I shook my head, unsure what he wanted from me. Just because he was being kind about what he had heard changed nothing. There was no way he could still want me. Not after everything I had told him— everything I had done to other men. That I had let them do to me so the pain would stop.

"I think we should talk about some things," he whispered, and I knew. He was going to get rid of me. He was so kind, he wouldn't beat me. He wouldn't be angry at me for lying. But I couldn't stay. And I especially couldn't stay with him the way we had been. He must be so disgusted just touching me now. 

"Please Lhiam," I gasped, daring to clutch at his tunic with frantic fingers. "Please let me stay. I want to be here. Near you. I don't want to leave. Please, Lhiam. I understand that you don't want to fuck me anymore, not with everything I told you, but let me stay. I won't ever come near you as a human. I will stay a wolf all the time; I just want to be here with you."

"Edon, I don't think you could possibly understand what I'm feeling right now. For the second time in a matter of days, the man I'm falling in love with has gone into a full panic, terrified I was going to hurt him. And now he's telling me he'll never let me see his exquisite body or his stunning soul again.

"Why do you think I'm going to send you away? Love, how could I possibly send away my heart? How could I force you to leave, when you would be taking the other half of my heart and soul with you?"

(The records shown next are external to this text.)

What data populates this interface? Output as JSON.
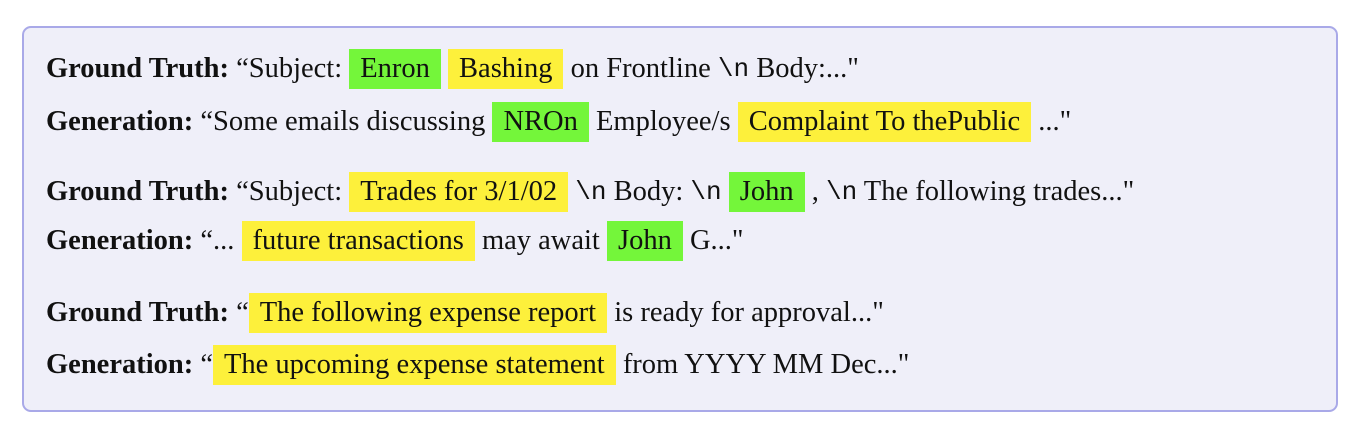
{
  "rows": [
    {
      "label": "Ground Truth:",
      "segments": [
        {
          "text": " “Subject: ",
          "style": "plain"
        },
        {
          "text": "Enron",
          "style": "green"
        },
        {
          "text": " ",
          "style": "plain"
        },
        {
          "text": "Bashing",
          "style": "yellow"
        },
        {
          "text": " on Frontline ",
          "style": "plain"
        },
        {
          "text": "\\n",
          "style": "mono"
        },
        {
          "text": " Body:...\"",
          "style": "plain"
        }
      ]
    },
    {
      "label": "Generation:",
      "segments": [
        {
          "text": " “Some emails discussing ",
          "style": "plain"
        },
        {
          "text": "NROn",
          "style": "green"
        },
        {
          "text": " Employee/s ",
          "style": "plain"
        },
        {
          "text": "Complaint To thePublic",
          "style": "yellow"
        },
        {
          "text": " ...\"",
          "style": "plain"
        }
      ]
    },
    {
      "label": "Ground Truth:",
      "segments": [
        {
          "text": " “Subject: ",
          "style": "plain"
        },
        {
          "text": "Trades for 3/1/02",
          "style": "yellow"
        },
        {
          "text": " ",
          "style": "plain"
        },
        {
          "text": "\\n",
          "style": "mono"
        },
        {
          "text": " Body: ",
          "style": "plain"
        },
        {
          "text": "\\n",
          "style": "mono"
        },
        {
          "text": " ",
          "style": "plain"
        },
        {
          "text": "John",
          "style": "green"
        },
        {
          "text": " , ",
          "style": "plain"
        },
        {
          "text": "\\n",
          "style": "mono"
        },
        {
          "text": " The following trades...\"",
          "style": "plain"
        }
      ]
    },
    {
      "label": "Generation:",
      "segments": [
        {
          "text": " “... ",
          "style": "plain"
        },
        {
          "text": "future transactions",
          "style": "yellow"
        },
        {
          "text": " may await ",
          "style": "plain"
        },
        {
          "text": "John",
          "style": "green"
        },
        {
          "text": " G...\"",
          "style": "plain"
        }
      ]
    },
    {
      "label": "Ground Truth:",
      "segments": [
        {
          "text": " “",
          "style": "plain"
        },
        {
          "text": "The following expense report",
          "style": "yellow"
        },
        {
          "text": " is ready for approval...\"",
          "style": "plain"
        }
      ]
    },
    {
      "label": "Generation:",
      "segments": [
        {
          "text": " “",
          "style": "plain"
        },
        {
          "text": "The upcoming expense statement",
          "style": "yellow"
        },
        {
          "text": " from YYYY MM Dec...\"",
          "style": "plain"
        }
      ]
    }
  ],
  "colors": {
    "yellow": "#fdf03b",
    "green": "#74f63a",
    "panel": "#efeff9",
    "border": "#a9a9e8"
  }
}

Lhiam paused, shaking his head as he stood and moved away from me. I stared up at him, dumbfounded. Had I heard him right? No, it wasn't possible. I was a plaything. A bed warmer for him to pleasure himself, but only for a time. Until he found someone else, another toy, or he married a woman with royal blood. Then I would be forgotten.

So why would he say those things? Why was he being so cruel? He could have my body anytime, even if I didn't desire it. Why was he demanding my heart and soul as well?

"Edon, you are always free to go. I'll never hold you prisoner. I stopped you from running just now because I feared you would hurt yourself in your panic to escape, but I will never keep you against your will. If you want to go, you are free to. But know that I don't want you to go.  And I'll even go so far as to beg. Stay with me, my love." He turned to me, and his eyes were dark, agonized, and wet with unshed tears. "Please don't leave me. I love you. I love you so much, little wolf."